Tuesday, January 24, 2012

Ambiguity Tolerance

Ambiguity tolerance is the ability to perceive ambiguity in information and behavior in a neutral and open way.

Ambiguity tolerance is an important issue in personality development and education. In psychology and in management, levels of tolerance of ambiguity are correlated with creativity, risk aversion, psychological resilience, lifestyle, orientation towards diversity (cross-cultural communication, intercultural competence), and leadership style.

Wilkinson's Modes of Leadership is largely based on ambiguity tolerance. Mode one leaders have the least tolerance to ambiguity with mode four leaders enjoying and preferring to work in ambiguous situations. In part this is due to what Wilkinson calls 'emotional resilience'.

The converse, ambiguity intolerance, which was introduced in The Authoritarian Personality in 1950, was defined in 1975 as a “tendency to perceive or interpret information marked by vague, incomplete, fragmented, multiple, probable, unstructured, uncertain, inconsistent, contrary, contradictory, or unclear meanings as actual or potential sources of psychological discomfort or threat.”

Be that as it may.

I am currently in weekly psychotherapy with a psychiatry resident.  I believe that an issue of ambiguity tolerance has arisen in my work with the psychiatrist.

I had a session with the psychiatrist on January 23, 2012.  In two different contexts the psychiatrist raised the issue of my contradictory feelings about objects and seemed to me, at least, to assume I had feelings associated with my inconsistent evaluations.  I do not know whether I am tolerant or intolerant of ambiguity.  I like to believe that I am ambiguity tolerant.  I wonder whether my therapist assumes I am ambiguity intolerant and, further, that ambiguity arouses strong negative feelings in me.  Or, perhaps, my therapist is himself ambiguity intolerant, and my narratives -- rife as they are with ambiguity, contradiction, and part-truths -- arouse negative feelings in him.  (According to Barron, creative people state only part-truths.)

I was talking about a psychiatrist I used to see, Stanley R. Palombo, M.D.  I described Dr. Palombo as a super-smart guy.  I described him as "scary smart."  I said I admired his intellect.  But I also had negative things to say about Dr. Palombo.  I said that from time to time Dr. Palombo would try to persuade me to actualize my academic and professional credentials and embark on the practice of law.  I said I viewed Dr. Palombo's comments as simplistic and a sign that he was feeling frustrated by my lack of progress in therapy.

My psychiatrist pointed out my contradictory feelings about Dr. Palombo.  But why?  I have contradictory feelings about many (if not most) things.  My inconsistencies, part truths and ambivalent feelings don't trouble me.

In another context during the session I talked about the McClendon Center, where I see a therapist who prescribes psychotropic medications.  I said I had feelings of futility and meaninglessness about my interaction with the various doctors I had seen at the McClendon Center.  I said I felt like a "professional patient" who was being processed or warehoused: someone who was passed on from doctor to doctor.  I said I felt that my relations with the doctors at the McClendon Center were dehumanizing. 

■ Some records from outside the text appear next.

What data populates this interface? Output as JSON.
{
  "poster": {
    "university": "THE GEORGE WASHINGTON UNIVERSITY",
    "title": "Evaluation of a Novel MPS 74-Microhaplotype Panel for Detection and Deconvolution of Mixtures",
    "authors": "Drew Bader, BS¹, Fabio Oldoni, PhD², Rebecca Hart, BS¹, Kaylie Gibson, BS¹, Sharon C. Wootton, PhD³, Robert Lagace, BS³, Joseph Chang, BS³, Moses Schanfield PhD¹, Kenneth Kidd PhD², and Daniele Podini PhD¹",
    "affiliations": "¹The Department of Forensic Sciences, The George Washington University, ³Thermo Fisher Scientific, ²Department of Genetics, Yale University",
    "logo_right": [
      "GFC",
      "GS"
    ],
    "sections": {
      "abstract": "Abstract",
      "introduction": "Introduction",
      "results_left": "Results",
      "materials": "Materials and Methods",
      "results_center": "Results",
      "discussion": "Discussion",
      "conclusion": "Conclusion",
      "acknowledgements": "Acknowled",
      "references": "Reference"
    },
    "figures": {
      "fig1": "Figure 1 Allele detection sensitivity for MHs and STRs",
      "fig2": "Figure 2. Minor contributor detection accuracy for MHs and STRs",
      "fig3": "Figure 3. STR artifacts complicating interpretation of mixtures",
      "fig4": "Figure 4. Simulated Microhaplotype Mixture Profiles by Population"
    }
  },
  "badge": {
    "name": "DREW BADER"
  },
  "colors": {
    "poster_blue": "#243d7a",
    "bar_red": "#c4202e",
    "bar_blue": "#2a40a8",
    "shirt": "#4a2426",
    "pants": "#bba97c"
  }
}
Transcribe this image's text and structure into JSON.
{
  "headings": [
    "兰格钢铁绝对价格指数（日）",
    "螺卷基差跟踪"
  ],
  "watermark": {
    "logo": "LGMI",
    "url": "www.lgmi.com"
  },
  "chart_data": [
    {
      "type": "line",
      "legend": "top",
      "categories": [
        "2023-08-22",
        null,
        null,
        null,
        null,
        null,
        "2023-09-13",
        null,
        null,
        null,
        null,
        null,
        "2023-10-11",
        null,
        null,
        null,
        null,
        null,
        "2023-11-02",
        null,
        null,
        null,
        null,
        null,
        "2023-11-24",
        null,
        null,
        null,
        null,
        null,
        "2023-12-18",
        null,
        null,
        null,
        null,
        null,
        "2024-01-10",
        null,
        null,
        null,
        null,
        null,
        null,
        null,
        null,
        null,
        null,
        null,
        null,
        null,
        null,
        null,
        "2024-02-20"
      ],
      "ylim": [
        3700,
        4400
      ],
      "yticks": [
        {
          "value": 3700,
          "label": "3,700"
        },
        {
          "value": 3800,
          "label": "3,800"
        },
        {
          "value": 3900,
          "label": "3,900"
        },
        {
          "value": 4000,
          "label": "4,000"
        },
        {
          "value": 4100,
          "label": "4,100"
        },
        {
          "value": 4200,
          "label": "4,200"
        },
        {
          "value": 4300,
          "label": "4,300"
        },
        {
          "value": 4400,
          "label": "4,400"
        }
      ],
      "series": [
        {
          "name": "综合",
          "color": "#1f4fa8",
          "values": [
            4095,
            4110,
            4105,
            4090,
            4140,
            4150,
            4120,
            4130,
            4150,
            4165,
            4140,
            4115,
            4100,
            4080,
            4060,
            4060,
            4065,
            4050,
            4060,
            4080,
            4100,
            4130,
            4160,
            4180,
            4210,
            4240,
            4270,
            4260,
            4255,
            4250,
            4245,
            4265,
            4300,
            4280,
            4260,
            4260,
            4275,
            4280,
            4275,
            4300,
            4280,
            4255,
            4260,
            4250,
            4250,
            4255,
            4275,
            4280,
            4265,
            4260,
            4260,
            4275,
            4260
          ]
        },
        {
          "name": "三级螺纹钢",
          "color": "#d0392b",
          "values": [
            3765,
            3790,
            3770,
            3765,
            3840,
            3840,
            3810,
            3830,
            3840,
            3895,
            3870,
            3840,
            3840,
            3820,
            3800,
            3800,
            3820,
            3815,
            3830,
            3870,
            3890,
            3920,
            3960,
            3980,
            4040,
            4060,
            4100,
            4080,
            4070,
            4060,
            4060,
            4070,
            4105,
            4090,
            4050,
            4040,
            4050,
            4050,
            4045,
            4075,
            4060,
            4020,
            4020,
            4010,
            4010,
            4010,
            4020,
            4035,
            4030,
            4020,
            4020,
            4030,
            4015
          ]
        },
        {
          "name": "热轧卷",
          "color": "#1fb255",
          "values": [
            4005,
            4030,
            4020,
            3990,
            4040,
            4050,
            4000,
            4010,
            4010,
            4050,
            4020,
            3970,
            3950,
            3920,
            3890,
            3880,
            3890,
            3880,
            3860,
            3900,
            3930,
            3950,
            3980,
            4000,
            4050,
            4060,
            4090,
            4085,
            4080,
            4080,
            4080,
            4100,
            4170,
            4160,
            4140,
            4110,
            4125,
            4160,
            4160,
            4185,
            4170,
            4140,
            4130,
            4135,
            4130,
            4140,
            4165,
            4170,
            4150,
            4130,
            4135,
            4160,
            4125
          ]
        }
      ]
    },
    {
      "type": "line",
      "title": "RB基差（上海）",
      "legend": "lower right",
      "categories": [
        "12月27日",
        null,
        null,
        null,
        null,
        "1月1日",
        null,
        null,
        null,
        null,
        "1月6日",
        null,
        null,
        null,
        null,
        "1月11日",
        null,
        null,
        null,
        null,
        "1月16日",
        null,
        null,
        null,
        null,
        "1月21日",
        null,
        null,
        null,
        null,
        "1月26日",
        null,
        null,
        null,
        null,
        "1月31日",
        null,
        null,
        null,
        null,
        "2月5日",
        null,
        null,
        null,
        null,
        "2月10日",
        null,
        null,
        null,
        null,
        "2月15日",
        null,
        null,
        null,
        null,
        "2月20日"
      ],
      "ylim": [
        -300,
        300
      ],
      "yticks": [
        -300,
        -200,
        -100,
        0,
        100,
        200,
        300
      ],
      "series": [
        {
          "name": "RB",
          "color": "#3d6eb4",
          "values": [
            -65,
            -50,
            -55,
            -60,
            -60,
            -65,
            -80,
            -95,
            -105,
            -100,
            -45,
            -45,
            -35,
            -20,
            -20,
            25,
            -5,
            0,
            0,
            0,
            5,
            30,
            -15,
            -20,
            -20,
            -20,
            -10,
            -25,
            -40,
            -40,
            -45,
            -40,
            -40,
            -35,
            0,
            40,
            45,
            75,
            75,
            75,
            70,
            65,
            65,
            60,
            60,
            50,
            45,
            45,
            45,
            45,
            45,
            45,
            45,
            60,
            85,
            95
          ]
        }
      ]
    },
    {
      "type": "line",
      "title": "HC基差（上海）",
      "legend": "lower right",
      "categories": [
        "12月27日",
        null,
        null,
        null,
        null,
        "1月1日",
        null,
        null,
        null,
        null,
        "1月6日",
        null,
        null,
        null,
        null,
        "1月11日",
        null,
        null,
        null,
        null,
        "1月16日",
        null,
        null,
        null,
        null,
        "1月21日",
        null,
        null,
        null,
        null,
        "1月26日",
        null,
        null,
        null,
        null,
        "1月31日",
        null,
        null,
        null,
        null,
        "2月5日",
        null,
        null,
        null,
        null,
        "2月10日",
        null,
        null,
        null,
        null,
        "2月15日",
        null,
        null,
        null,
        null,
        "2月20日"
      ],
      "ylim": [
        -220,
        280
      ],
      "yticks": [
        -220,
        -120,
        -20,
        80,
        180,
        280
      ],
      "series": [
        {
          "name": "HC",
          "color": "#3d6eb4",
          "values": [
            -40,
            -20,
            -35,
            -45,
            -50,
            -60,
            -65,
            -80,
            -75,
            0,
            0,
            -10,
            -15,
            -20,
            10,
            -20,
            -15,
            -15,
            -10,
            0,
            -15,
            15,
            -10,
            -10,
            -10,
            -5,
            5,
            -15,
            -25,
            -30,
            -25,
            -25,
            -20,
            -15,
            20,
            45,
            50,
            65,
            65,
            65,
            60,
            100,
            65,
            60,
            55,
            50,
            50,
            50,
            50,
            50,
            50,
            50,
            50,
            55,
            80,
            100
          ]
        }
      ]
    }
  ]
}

At the consult on January 23 my psychiatrist pointed out that I had previously said that I was happy with the medication that had been prescribed for me at McClendon: paxil.  My psychiatrist noted that I had said that Paxil moderated my insomnia and that I felt more relaxed on the drug.   Thus, the psychiatrist pointed out a seeming inconsistency regarding my feelings about McClendon.  My unstated emotional reaction at that moment was "so what?"  Yes, I value the services that McClendon provides.  Those services are indispensable for me.  I also believe that there are problems with the McClendon Center's handling of me.  The initial assessment was, in my view, inadequate.  I believe that no doctor has taken a step back from his bureaucratic handling of me and asked himself: "What does it mean that this patient has been seeing psychiatrists on and off for 35 years, and never seems to get anywhere in life?"  It's as if I were a patient on an assembly line of patients.  In each case the McClendon psychiatrist will simply glance at the chart, reference the previous doctor's treatment, and continue with the same treatment without ever looking beyond the chart and making a de novo assessment of the patient's therapeutic needs.

Yes, my feelings about McClendon are ambiguous and ambivalent.  But it's not my feelings of  ambivalence or ambiguity that bother me.   What bothers me are the objective limitations of the Clinic: not my ambivalent feelings about the clinic. 

Maybe there's something intrionsically Jewish about my affective world.  I am reminded of the following scene from Woody Allen's movie Annie Hall.


Such are my feelings about life in general: I have mixed and contradictory feelings about most things.

In any event, I took an ambiguity tolerance test on the internet and I scored 81, whatever that means.